A number of hauliers and distributors have spoken of how they reduced overheads by improvements in route planning.
Representatives from large firms including Wal-Mart (which owns Asda) and FedEx spoke to arabnews.com in order to extol the virtues of more closely monitoring fleets for better fuel efficiency.
Wal-Mart, for example, achieved an improvement in fleet efficiency of close to 69 per cent in 2011 when compared to the 2005 baseline. In real terms, this equated to delivering 65 million more cases yet driving 28 million fewer miles.
FedEx, on the other hand, set itself a target of 20 per cent mileage reduction over a similar period but ended up achieving 22 per cent.
The trend for becoming more efficient is something that is born out of two desires; one to reduce costs and the other to become "greener", a PricewaterhouseCoopers (PWC) report claimed.

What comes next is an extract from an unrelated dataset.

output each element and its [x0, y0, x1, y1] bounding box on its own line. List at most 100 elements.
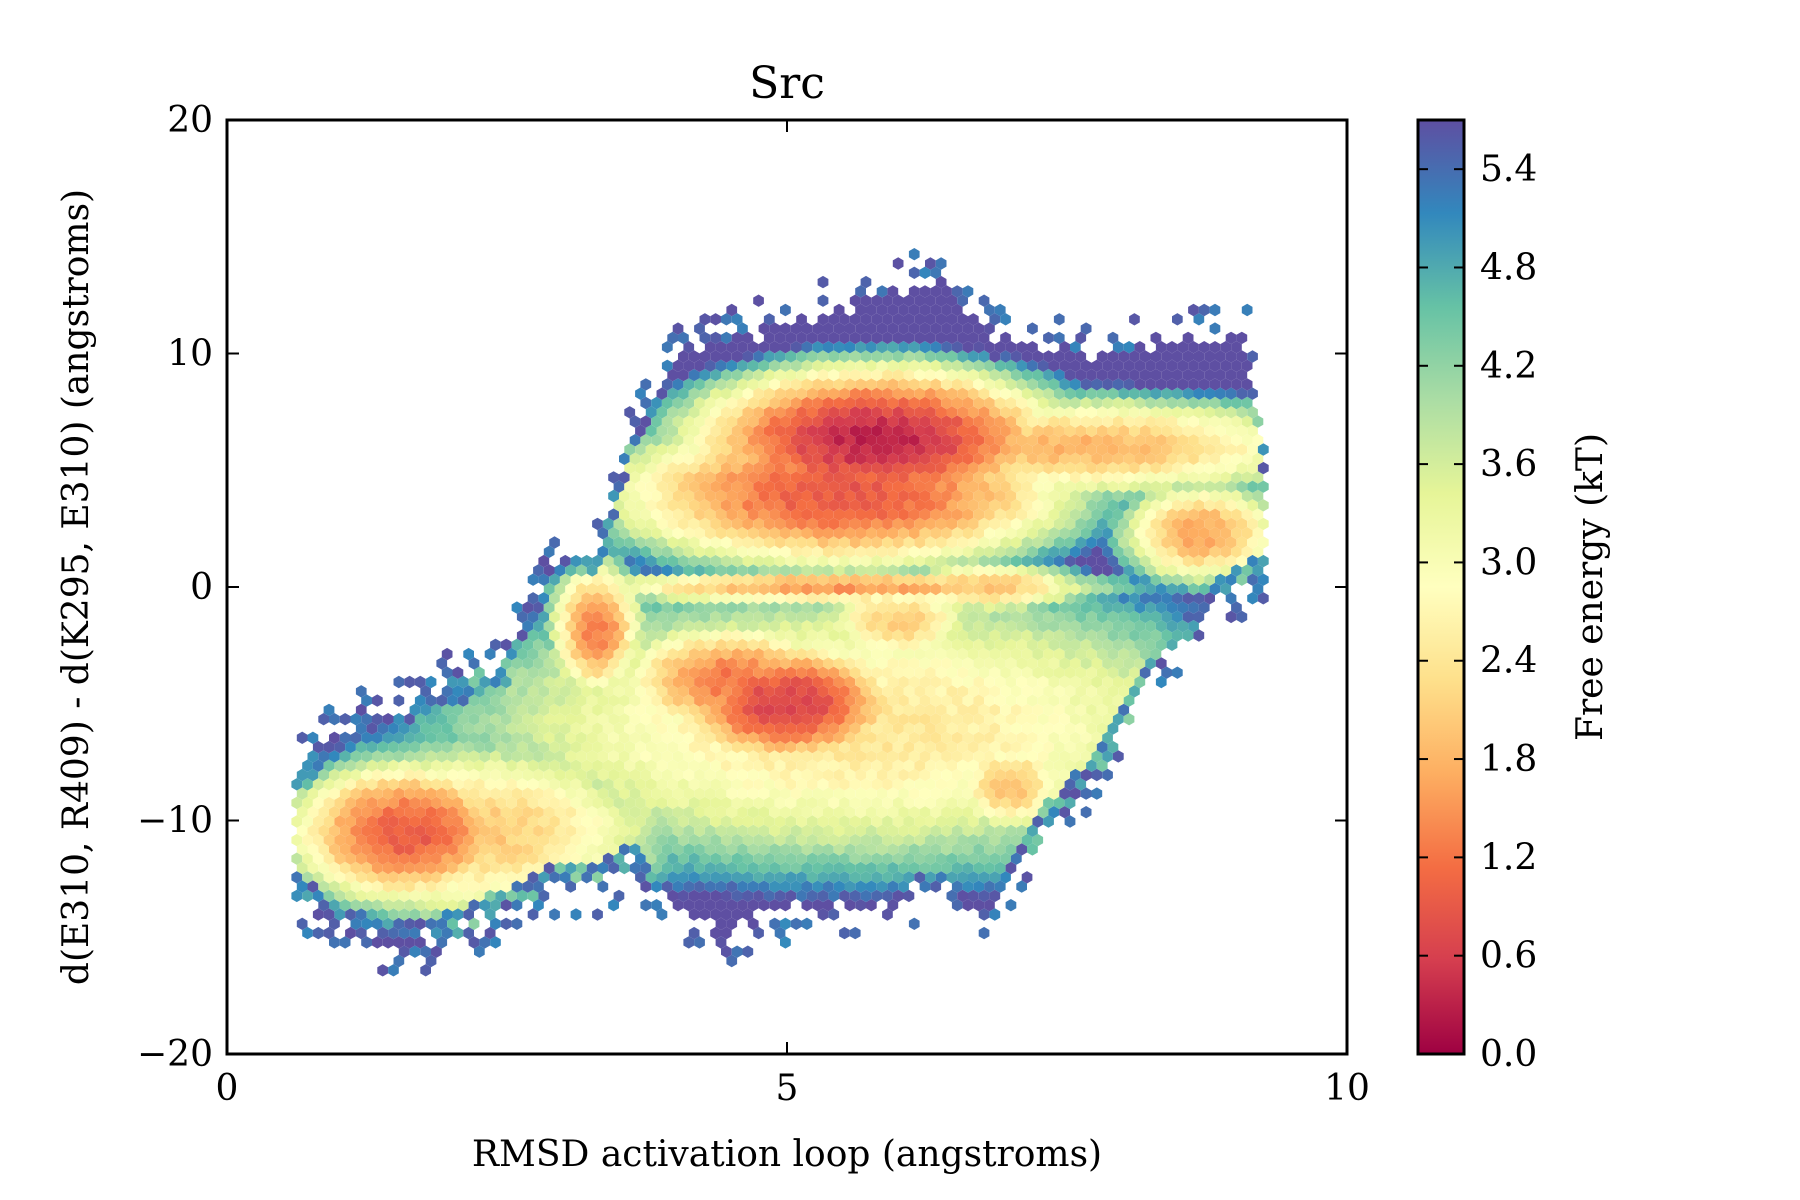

Other firms looking to emulate such successes may want to consider their own mileage and ways it can be reduced, such as fleet tracking device to monitor journeys and report back with in-depth findings. These could then go on to influence future decisions such as routes and time of travel.
Commenting on the findings, a representative from the University of Pennsylvania, which published the PWC report, told knowledge.wharton.upenn.edu: "Adding efficiency to any part of the supply chain produces better returns.
"The good thing is that much of what we do to improve fuel economy translates to the bottom line as improved profitability. Every bit of energy you save is money in your pocket."